Ni vert, ni rouge. Les eurodéputés qui ont auditionné mercredi 2 octobre la commissaire désignée par la France devraient lui demander des « clarifications« , voire la convoquer pour une nouvelle audition. Copieusement interrogée sur deux affaires susceptibles de gêner son mandat, Sylvie Goulard a également manqué de temps pour livrer des réponses « précises » sur les nombreux enjeux que recouvre son large portefeuille. Récit de la journée.

Sylvie Goulard a répondu aux questions des eurodéputés mercredi 2 octobre, notamment sur deux affaires susceptibles de gêner son éventuel mandat de commissaire - Crédits : Eric Vidal / European Union 2019

Sylvie Goulard a répondu aux questions des eurodéputés mercredi 2 octobre, notamment sur deux affaires susceptibles de gêner son éventuel mandat de commissaire – Crédits : Eric Vidal / European Union 2019

Une audition « musclée« . C’est ce que prévoyaient, dans les couloirs du Parlement européen à Bruxelles, de nombreux observateurs mercredi matin, à quelques heures du grand oral de Sylvie Goulard devant les eurodéputés.

La commissaire désignée par la France et dotée d’un « super-portefeuille » par Ursula von der Leyen, la future présidente de la Commission européenne, n’aurait-elle pas les épaules assez larges ? Bien au contraire. En témoigne le long CV européen de cette ancienne eurodéputée et ancienne collaboratrice de Romano Prodi à la Commission européenne, qui s’est successivement exprimée en quatre langues le 2 octobre après-midi (français, anglais, allemand et italien). Ses compétences ? La plupart des groupes politiques du Parlement européen les reconnaissaient avant même de procéder à son audition, bien que sa prestation ait été jugée légère sur certaines thématiques, comme le tourisme ou la culture, liées à ses futures attributions.

Sylvie Goulard, une Française (très) européenne bientôt à la Commission ?

Sur le marché intérieur, l’industrie, l’intelligence artificielle, la défense, ou encore l’espace, Mme Goulard a livré ses orientations avec un peu plus de conviction. Mais les obstacles s’étaient amoncelés contre elle à l’aube de son passage devant les commissions spécialisées du Parlement européen – une étape indispensable avant son éventuelle confirmation en tant que commissaire. L’étendue-même de son portefeuille aurait été perçue – notamment par la droite allemande – comme une reconnaissance trop importante de l’influence d’Emmanuel Macron en Europe.

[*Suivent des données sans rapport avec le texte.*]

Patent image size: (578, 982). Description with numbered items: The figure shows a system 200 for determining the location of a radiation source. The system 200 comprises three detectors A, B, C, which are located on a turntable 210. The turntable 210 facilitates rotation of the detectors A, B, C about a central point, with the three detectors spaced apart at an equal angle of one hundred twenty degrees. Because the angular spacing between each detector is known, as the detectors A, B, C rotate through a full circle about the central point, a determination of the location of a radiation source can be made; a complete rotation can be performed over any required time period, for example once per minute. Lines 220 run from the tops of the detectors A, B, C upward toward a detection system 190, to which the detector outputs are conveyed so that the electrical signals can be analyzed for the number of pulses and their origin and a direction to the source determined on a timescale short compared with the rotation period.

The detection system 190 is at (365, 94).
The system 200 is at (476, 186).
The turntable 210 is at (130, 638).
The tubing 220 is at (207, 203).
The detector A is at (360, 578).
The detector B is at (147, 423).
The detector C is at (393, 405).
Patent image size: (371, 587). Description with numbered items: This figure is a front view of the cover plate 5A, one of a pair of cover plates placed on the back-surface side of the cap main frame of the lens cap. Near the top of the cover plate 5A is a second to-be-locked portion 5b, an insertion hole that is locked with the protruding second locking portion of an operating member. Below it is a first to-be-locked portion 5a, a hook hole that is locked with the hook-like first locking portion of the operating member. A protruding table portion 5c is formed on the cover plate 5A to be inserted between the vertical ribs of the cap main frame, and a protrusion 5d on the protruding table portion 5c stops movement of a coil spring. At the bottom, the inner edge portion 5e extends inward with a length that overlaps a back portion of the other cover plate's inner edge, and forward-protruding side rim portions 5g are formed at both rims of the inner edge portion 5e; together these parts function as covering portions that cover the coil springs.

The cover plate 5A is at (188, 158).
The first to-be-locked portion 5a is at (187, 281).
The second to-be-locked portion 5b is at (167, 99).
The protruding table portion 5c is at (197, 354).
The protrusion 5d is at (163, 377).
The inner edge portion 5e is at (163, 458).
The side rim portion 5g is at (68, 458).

Un portefeuille très large
Sylvie Goulard a été proposée comme commissaire au Marché intérieur. Selon sa lettre de mission, elle devrait également développer une industrie commune de la défense, et superviser le futur programme spatial européen. Son portefeuille inclurait aussi des missions liées à l’Intelligence artificielle ou à la propriété intellectuelle. Elle devrait faire de l’Union européenne un marché numérique et technologique « uni et souverain« , mais également contribuer à la définition d’une stratégie de long-terme pour l’avenir industriel de l’Union. Celle-ci engloberait des aspects liés à la compétitivité, à l’investissement, aux marchés publics, au commerce, à l’innovation et au soutien aux petites et moyennes entreprises (PME).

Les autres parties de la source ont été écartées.